Imprensa é oposição. O resto é armazém de secos e molhados."

(Millôr Fernandes)

quarta-feira, 27 de julho de 2011

Das coisas estranhas

Quarta, 27 de julho de 2011
Por Ivan de Carvalho

Há coisas aparentemente inexplicáveis ou estranhas. Talvez cavando fundo, pesquisando, estudando, elas acabem se tornando explicáveis ou perdendo a configuração estranha. Mas isso leva tempo. Quem estiver pensando que vou escrever sobre o quase certamente fajuto disco voador de Embu das Artes, errou.
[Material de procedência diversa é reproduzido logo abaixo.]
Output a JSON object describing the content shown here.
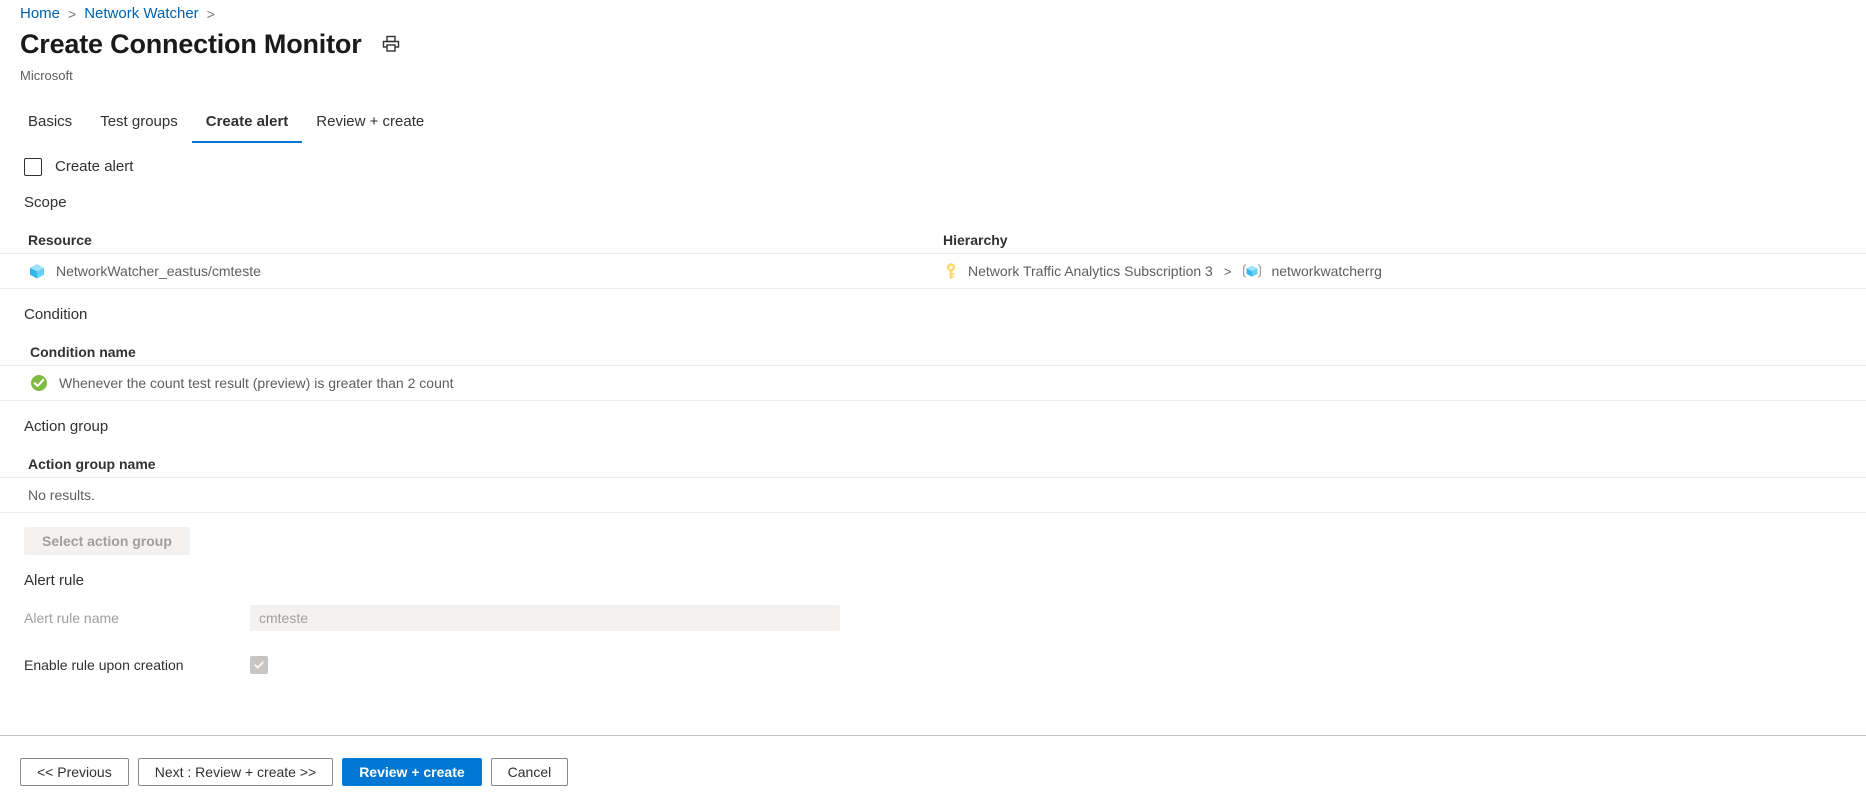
{
  "breadcrumb": {
    "items": [
      {
        "label": "Home",
        "sep": ">"
      },
      {
        "label": "Network Watcher",
        "sep": ">"
      }
    ]
  },
  "header": {
    "title": "Create Connection Monitor",
    "subtitle": "Microsoft",
    "print_icon": "print-icon"
  },
  "tabs": [
    {
      "label": "Basics",
      "active": false
    },
    {
      "label": "Test groups",
      "active": false
    },
    {
      "label": "Create alert",
      "active": true
    },
    {
      "label": "Review + create",
      "active": false
    }
  ],
  "create_alert": {
    "checkbox_label": "Create alert",
    "checked": false
  },
  "scope": {
    "section_label": "Scope",
    "columns": {
      "resource": "Resource",
      "hierarchy": "Hierarchy"
    },
    "row": {
      "resource_icon": "cube-icon",
      "resource": "NetworkWatcher_eastus/cmteste",
      "subscription_icon": "key-icon",
      "subscription": "Network Traffic Analytics Subscription 3",
      "separator": ">",
      "resource_group_icon": "resource-group-icon",
      "resource_group": "networkwatcherrg"
    }
  },
  "condition": {
    "section_label": "Condition",
    "column_header": "Condition name",
    "status_icon": "green-check-icon",
    "text": "Whenever the count test result (preview) is greater than 2 count"
  },
  "action_group": {
    "section_label": "Action group",
    "column_header": "Action group name",
    "empty_text": "No results.",
    "select_button": "Select action group"
  },
  "alert_rule": {
    "section_label": "Alert rule",
    "name_label": "Alert rule name",
    "name_value": "cmteste",
    "enable_label": "Enable rule upon creation",
    "enable_checked": true
  },
  "footer": {
    "previous": "<< Previous",
    "next": "Next : Review + create >>",
    "review_create": "Review + create",
    "cancel": "Cancel"
  },
  "colors": {
    "accent": "#0078d4",
    "link": "#0062ad",
    "success": "#7fba42",
    "cube": "#50c2f0",
    "key": "#ffc83d"
  }
}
    Estranha, muito estranha, é por exemplo a quase invisível reação, o ensurdecedor silêncio do imenso segmento cristão da população brasileira – incluindo as instituições cristãs – à diatribe do ex-presidente Lula, alvejando as várias coisas que Jesus Cristo disse sobre os pobres. Parecem quase todos dispostos a deixar Jesus responder sozinho.
 
Como se recorda, Lula afirmou a um auditório de cerca de mil pequenos agricultores e com ampla cobertura midiática, que “inventaram” essas coisas que os Evangelhos atribuem, na Bíblia, a Jesus, sobre os pobres. Bem, mudemos de assunto, creio que já fiz a minha parte, é a segunda vez que abordo o tema. Se houver necessidade, faço mais.
 
Uma das coisas em curso no Brasil, mais inexplicáveis a curtíssimo prazo, é a declarada disposição do governo federal de fazer uma completa faxina no Ministério dos Transportes, inclusive do Departamento Nacional de Infraestrutura de Transportes, DNIT, que conforme Jorge Hagge, o correto ministro da Controladoria Geral da República (órgão do Executivo), “tem o DNA da corrupção”.
 
    Ora, faxina rigorosa no Ministério dos Transportes, determinada pela presidente Dilma Rousseff e executada não com muita, mas com aceitável rapidez. Mas já houve recentemente duas faxinas seletivas (porque realmente cabia que fossem seletivas) na Casa Civil da Presidência da República. Uma delas, ainda no final do governo Lula, pôs para fora da Casa a então ministra-chefe e ex-secretária executiva (para ambos os cargos escolhida por Dilma Rousseff) Erenice Guerra.
 
    Agora, parece que a faxina terá que ser ampliada para a ANP – Agência Nacional do Petróleo, Gás Natural e Biocombustíveis. Existe a presunção, principalmente depois da reportagem da revista Época sob o título Agência Nacional da Propina, que a presidente vai determinar uma investida dos faxineiros na ANP.
 
    Se dependesse do tucano José Serra, que foi o principal adversário de Dilma nas eleições presidenciais, a presidente mandaria outra e bem disposta turma da faxina à Anvisa – Agência Nacional de Vigilância Sanitária, responsável pela licença para uso dos medicamentos no Brasil e também pela vigilância do setor de alimentos, entre outras importantes funções. Daí se pode inferir o imenso poder dessa agência federal.
 
Pois Serra afirmou que quando era ministro da Saúde (a Anvisa é uma agência autônoma, mas tem vinculação com o Ministério da Saúde) os processos de liberação dos medicamentos genéricos demoravam seis meses, do começo ao fim. Esse período passou a “doze e até dezoito meses”, disse Serra na campanha eleitoral, concluindo: “Criam dificuldades para vender facilidades”. Um ataque severo, feito de público, gravado e exibido, com áudio e imagem, por emissoras de televisão e registrado nos jornais. Isso obrigaria o governo a interpelar José Serra, política e judicialmente, para que se explique e, podendo, ofereça prova do que disse.
 
Mas o governo federal fez ouvidos de mercador. Estará com medo de Serra ou talvez convencido que só “o DNIT tem o DNA da corrupção”, que a Anvisa está imune ao contágio, bem como todos os ministérios que não estão sob controle do PR.
 
Fico me perguntando: nessa lambança toda, o PR é a ovelha negra ou o bode expiatório, um bode culpado, mas, ainda assim, apenas um bode expiatório? Ou talvez não seja bode, mas boi de piranha.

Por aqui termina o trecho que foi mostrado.